When the Datadog alert is converted to the Log Service alert, the value of the tags field that is included in the labels field is split into multiple strings by commas (,).
  • If a string is in the Key:Value format, two underscores (__) are added before and after the key.
  • If a string is not in the Key:Value format, the string is automatically converted into the Key:Value format. The key is __string__, and the value is string.
For example, "ali,host:1a2b3c4d" is split into the following content:
{
    "__ali__": "ali",
    "__host__": "1a2b3c4d"
}

In the Datadog alert, the labels field may contain unused fields whose values are not null. These fields and their values are added to the labels field in the Log Service alert.

annotations annotations The annotations of the alert. After the Datadog alert is ingested into Log Service, the following fields are added to the annotations field in the Log Service alert:
  • desc: the description of the alert content. The description is the value of the event_msg field in the Datadog alert.
  • title: the title of the alert. The title is the value of the event_title field in the Datadog alert.

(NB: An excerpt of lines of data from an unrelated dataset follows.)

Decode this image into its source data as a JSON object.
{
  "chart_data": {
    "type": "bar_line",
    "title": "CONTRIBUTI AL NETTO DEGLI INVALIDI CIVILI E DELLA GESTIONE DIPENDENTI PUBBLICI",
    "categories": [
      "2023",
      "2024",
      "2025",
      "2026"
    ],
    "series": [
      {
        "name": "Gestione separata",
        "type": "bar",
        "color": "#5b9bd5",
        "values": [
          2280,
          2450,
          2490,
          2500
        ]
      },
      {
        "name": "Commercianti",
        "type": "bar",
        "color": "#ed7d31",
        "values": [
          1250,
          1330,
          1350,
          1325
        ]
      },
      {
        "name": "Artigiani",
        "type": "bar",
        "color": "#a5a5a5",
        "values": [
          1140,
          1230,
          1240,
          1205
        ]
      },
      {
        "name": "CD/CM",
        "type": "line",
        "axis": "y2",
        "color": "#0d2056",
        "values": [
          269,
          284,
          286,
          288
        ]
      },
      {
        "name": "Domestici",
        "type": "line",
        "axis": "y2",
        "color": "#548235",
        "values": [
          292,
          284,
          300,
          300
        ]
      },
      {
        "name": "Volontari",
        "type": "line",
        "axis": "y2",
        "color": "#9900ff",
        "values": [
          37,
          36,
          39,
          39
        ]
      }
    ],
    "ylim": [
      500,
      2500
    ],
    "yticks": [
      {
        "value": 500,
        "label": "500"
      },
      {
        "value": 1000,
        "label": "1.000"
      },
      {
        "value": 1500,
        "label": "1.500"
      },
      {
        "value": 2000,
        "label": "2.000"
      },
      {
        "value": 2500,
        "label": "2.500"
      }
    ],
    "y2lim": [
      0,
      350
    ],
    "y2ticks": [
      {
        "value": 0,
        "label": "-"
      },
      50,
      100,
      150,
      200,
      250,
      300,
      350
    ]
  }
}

The following fields are generated by parsing the text_only_msg field in the Datadog alert:

  • __link_metric_graph__: the URL of the metric chart.
  • __link_monitor_status__: the URL used to query the status of the alert monitoring rule.
  • __link_edit_monitor__: the URL used to edit the alert monitoring rule.
  • __link_view_{$hostname}__: the URL used to view the status of the monitored host. {$hostname} is the name of the monitored host.
  • __link_show_process__: the URL used to view the running processes of the monitored host.

In the Datadog alert, the annotations field may contain unused fields whose values are not null. These fields and their values are added to the annotations field in the Log Service alert.

severity severity The severity of the alert. The following list describes the severity mappings between Datadog and Log Service alerts:
  • P1: Critical
  • P2: High
  • P3: Medium
  • P4: Low
  • P5: Report
Note If no severity is defined in the Datadog alert, the severity of the Log Service alert is Medium.
policy None The alert policy that is specified for the alert ingestion application. For more information, see Data structure of the policy variable.
project None The project to which Alert Center belongs. For more information, see Project.
dirll_down_query dirll_down_query The link to the management page of Datadog alerts.